A resident selects vegetables at a supermarket in Xiangfang District of Harbin, northeast China's Heilongjiang Province, Jan. 30, 2021. Price and supply of daily necessities are stable in Harbin amid the ongoing COVID-19 pandemic, local authorities told a press briefing here on Saturday. (Xinhua/Wang Jianwei)
China's State Administration for Market Regulation (SAMR) fined five community group-buying online platforms on Wednesday citing improper price competition practices, a move that shows the country's strengthening supervision of emerging online businesses and efforts to deter technology giants from becoming monopolistic in their businesses.
The regulator imposed the "maximum fine" of 1.5 million yuan ($230,000) each on four companies: Didi-owned Chengxin Youxuan, Duo Duo Maicai under Pinduoduo, Meituan Select, and Nicetuan, which is backed by Alibaba.
Wuhan-based Shixianghui, which counts Tencent among its investors, was slapped with a fine of 500,000 yuan.
Responding to the penalty, Duo Duo Maicai told the Global Times on Wednesday the company attached great importance to the case and will rectify relevant problems actively in line with the requirements of the regulatory body.
Chengxin Youxuan and Meituan Select also promised to carry out rectifications.
Selling groceries online with big discounts, these community group-buying companies have gone viral with young urbanities who seldom go shopping at the groceries or supermarkets.
According to an explanation by the SAMR on Wednesday, the companies used unfair means to squeeze groceries. By utilizing their financial and data advantage, the platforms upset the market by offering below-cost prices, which threatened survival of groceries.
By competing for market share with unreasonably low prices, these platforms can achieve explosive growth. There is a tendency for big online platforms to "spend huge amounts of money to grab market share through monopoly." Such unfair competition is to hurt the legal rights and interests of vast consumers, according to the regulator.
The five platforms, backed by Chinese online giants such as Alibaba, Tencent and Meituan, may allow the "business titans to grow even bigger" while endanger others' survival, analysts said.
Unethical practices by the titans are especially rife, because these companies tend to seek a "network effect" by leveraging their dominance on the market, Tian Yun, vice director of the Beijing Economic Operation Association, told the Global Times on Wednesday.

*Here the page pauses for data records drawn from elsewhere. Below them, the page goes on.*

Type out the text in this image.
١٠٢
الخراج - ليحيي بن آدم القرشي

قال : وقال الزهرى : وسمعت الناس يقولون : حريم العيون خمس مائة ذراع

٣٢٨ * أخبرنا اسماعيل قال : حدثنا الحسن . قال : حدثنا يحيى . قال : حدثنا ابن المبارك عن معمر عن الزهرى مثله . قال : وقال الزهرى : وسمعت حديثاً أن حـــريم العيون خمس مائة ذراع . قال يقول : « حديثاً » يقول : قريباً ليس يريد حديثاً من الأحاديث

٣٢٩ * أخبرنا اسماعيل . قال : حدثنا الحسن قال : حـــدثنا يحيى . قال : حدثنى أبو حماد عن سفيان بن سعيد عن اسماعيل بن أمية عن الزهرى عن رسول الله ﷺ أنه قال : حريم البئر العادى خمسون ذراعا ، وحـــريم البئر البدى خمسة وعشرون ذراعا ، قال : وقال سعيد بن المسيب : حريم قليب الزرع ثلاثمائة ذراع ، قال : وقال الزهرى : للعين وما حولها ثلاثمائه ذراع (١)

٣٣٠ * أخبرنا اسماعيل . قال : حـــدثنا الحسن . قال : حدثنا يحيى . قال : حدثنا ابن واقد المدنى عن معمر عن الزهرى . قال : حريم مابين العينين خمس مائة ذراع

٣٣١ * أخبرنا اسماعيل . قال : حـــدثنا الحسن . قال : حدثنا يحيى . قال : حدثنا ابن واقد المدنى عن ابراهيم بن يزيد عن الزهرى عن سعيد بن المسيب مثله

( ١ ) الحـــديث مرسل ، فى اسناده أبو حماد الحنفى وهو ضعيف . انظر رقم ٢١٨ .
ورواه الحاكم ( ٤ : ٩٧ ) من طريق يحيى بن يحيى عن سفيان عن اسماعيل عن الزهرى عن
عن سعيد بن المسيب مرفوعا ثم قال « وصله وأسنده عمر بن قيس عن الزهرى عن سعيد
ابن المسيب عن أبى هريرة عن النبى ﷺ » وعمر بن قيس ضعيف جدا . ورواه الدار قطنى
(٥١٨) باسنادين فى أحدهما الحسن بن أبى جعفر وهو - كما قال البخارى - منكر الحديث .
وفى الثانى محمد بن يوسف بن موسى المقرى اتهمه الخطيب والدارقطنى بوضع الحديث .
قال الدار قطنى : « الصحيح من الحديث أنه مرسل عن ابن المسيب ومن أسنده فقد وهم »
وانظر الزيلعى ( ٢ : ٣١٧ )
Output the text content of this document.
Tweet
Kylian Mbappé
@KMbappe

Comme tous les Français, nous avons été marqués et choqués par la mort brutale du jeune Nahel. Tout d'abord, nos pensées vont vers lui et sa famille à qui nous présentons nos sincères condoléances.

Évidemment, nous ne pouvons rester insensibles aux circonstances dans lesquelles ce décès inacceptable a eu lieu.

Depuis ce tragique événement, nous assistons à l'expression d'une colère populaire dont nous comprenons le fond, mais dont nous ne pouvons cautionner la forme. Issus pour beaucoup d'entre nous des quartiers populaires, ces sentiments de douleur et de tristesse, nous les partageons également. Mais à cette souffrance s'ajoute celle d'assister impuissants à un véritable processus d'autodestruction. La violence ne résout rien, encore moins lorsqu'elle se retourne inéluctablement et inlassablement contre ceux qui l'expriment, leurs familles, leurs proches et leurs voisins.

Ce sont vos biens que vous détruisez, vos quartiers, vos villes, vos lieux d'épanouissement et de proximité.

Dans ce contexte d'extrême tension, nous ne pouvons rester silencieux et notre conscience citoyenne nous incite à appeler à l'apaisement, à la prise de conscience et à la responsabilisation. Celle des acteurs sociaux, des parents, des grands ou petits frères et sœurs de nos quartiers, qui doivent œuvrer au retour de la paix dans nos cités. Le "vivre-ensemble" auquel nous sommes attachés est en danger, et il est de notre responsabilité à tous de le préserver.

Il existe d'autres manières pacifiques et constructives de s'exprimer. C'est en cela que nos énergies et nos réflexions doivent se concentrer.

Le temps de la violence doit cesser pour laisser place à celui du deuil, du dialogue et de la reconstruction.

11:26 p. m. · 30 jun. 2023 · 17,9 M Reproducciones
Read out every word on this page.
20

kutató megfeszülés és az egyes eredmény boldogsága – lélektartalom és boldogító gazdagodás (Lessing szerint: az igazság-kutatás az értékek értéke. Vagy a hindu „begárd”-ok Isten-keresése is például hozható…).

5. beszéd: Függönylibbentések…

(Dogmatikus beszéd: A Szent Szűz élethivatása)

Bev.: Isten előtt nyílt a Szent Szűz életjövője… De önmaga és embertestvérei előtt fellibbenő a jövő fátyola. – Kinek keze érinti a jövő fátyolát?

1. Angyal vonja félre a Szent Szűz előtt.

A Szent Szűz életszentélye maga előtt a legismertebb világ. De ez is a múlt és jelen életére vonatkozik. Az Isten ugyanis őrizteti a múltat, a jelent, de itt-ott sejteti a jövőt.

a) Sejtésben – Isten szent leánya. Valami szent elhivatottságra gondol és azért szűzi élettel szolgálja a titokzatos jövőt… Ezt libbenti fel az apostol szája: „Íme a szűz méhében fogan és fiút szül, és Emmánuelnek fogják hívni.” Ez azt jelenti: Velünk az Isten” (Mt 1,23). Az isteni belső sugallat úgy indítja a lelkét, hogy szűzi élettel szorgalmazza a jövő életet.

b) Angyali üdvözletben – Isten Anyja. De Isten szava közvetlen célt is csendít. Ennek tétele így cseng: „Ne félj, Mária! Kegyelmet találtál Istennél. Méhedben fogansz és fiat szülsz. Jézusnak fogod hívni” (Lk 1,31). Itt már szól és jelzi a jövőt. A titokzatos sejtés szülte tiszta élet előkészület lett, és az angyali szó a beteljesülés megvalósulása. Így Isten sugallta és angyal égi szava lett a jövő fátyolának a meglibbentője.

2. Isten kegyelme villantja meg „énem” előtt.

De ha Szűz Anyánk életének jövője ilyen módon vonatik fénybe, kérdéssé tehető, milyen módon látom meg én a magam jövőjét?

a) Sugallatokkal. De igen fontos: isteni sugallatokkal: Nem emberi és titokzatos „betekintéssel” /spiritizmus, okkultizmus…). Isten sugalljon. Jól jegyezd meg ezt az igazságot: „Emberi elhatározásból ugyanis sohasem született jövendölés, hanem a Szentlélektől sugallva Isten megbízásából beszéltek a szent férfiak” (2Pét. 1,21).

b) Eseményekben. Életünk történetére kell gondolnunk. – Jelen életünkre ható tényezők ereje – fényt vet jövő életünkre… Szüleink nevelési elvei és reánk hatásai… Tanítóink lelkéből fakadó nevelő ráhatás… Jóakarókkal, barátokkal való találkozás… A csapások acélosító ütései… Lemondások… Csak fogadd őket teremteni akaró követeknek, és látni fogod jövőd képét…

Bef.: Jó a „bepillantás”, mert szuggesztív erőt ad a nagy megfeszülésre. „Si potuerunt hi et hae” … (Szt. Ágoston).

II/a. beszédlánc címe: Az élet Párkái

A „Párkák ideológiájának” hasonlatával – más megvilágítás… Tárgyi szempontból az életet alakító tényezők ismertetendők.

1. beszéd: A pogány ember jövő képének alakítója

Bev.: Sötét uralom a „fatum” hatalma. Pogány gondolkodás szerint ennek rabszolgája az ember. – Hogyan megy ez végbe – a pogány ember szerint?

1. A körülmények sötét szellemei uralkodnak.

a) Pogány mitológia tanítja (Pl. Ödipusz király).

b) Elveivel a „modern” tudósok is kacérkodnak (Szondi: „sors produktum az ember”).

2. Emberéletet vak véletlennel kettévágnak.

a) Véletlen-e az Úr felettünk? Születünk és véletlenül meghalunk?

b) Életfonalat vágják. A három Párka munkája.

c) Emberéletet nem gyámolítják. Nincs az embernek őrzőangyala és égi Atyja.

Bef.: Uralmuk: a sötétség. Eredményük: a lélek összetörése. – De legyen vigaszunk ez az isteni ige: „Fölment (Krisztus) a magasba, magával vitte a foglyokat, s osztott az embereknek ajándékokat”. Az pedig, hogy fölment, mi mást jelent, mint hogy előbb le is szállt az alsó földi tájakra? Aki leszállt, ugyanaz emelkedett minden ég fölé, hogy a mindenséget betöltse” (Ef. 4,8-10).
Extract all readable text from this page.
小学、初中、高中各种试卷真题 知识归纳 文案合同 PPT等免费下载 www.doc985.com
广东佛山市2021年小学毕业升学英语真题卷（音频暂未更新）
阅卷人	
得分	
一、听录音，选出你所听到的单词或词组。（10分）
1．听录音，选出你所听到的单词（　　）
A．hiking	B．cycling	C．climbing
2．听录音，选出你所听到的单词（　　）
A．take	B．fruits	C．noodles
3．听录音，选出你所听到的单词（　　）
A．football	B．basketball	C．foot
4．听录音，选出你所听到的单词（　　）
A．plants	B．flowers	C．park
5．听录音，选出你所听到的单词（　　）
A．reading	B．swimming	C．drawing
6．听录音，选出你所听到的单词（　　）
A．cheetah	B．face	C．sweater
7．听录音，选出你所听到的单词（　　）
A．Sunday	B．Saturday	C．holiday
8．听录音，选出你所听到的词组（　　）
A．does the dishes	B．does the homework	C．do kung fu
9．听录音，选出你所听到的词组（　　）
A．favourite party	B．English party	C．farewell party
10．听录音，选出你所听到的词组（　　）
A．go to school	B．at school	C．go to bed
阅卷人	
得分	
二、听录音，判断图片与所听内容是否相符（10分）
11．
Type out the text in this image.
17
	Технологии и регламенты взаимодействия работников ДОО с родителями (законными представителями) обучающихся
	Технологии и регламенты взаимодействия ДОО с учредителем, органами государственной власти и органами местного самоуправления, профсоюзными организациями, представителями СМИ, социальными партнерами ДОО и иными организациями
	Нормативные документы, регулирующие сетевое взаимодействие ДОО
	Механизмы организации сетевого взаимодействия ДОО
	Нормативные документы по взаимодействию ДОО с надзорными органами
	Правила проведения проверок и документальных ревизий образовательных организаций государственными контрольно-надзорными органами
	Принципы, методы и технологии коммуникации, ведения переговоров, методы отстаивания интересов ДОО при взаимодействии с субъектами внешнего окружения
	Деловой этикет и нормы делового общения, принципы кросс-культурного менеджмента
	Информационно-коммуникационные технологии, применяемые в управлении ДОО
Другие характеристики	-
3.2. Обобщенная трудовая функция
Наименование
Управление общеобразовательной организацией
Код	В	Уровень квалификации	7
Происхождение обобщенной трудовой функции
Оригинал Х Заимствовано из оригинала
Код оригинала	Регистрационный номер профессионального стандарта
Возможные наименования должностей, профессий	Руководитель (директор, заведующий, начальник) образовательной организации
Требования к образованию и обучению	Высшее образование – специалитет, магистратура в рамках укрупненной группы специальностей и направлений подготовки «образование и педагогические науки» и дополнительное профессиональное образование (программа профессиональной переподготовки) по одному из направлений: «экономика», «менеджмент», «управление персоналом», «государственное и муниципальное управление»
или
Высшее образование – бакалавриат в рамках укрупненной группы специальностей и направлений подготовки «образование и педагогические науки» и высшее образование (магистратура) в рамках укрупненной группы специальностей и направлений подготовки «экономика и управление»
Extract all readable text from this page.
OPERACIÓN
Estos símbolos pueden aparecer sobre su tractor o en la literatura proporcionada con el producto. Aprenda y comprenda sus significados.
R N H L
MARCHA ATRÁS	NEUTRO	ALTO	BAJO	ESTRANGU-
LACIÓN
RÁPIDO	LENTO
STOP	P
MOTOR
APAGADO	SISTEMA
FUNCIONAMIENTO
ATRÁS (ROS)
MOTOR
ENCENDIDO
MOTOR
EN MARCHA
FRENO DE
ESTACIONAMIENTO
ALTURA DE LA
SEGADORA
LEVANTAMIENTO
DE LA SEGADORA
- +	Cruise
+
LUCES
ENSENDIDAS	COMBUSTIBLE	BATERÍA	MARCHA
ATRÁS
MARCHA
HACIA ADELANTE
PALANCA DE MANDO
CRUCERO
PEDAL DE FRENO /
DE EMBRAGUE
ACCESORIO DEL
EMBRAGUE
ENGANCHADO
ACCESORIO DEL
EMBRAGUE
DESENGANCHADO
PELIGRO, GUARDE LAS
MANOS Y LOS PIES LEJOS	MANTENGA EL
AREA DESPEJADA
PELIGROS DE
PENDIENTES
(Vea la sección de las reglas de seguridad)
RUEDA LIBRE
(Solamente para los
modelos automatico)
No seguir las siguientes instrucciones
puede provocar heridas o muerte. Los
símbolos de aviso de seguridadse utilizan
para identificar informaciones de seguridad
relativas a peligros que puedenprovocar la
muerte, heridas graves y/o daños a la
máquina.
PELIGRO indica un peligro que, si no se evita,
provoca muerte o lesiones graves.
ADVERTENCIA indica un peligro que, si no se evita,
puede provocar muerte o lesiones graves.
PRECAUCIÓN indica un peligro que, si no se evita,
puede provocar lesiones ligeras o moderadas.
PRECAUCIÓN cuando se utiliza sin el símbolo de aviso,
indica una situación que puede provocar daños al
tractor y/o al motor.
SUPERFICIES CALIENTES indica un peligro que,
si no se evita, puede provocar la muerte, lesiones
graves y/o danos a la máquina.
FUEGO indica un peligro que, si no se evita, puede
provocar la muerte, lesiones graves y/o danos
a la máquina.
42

"Earlier, these giants decimated many small businesses in traditional sectors with their deep pockets," Tian said. "Without intervention from market regulators, there is no chance of survival for small businesses, and free market competition will be destroyed, leaving consumers vulnerable to monopoly."
According to the SAMR, improper price practices by the giants seriously disrupt market order, because it is normal to see price gouging acts by the platforms. Some platforms draw consumers by manipulating prices.
Due to their negative impact on competition and flagrant violation of laws, the top market regulator made the decision to impose tough penalties of 6.5 million yuan in total on the five companies.
Starting from mid-December last year, the SAMR started to investigate these platforms, anticipating that tough penalties on them would deter other latecomers.
"The monopoly in the fresh produce market is especially harmful, because it has a close bearing to people's livelihood. That is why the punishment is tougher than expected," Chen Danzhou, a deputy professor specialized in market regulation and monopoly practices at the Beijing Institute of Technology, told the Global Times.
According to Chen, the practices used by the five companies, including price gouging and offering large discounts, are prohibited by China's anti-monopoly law. The companies were penalized under the price laws instead of those covering monopoly practices, because they have yet to reach the market size of a monopoly.
China faces inadequate regulation when it comes to platform economy, and many of their practices that infringe on free competition are hard to define and regulate under current laws, Chen added.
"China's Price Law was last updated in 1997 and can be outdated when used to regulate new internet companies," Chen noted.
"Newer laws, such as the Anti-unfair Competition Law and the Anti-monopoly Law, are also unable to properly define and confine the behavior of internet companies."
China has been strengthening supervision over its online tech giants, which contribute greatly to the country's booming emerging economy and enjoy high global rankings in the technology sector. However, some of those giants have established a dominant position that would disturb the normal market order and harm consumers' rights.
Some said that it's high time for China's regulators to push for legal updates to better accommodate the new online economy. In early February, the SAMR released the latest guidelines for regulating the new economy entities.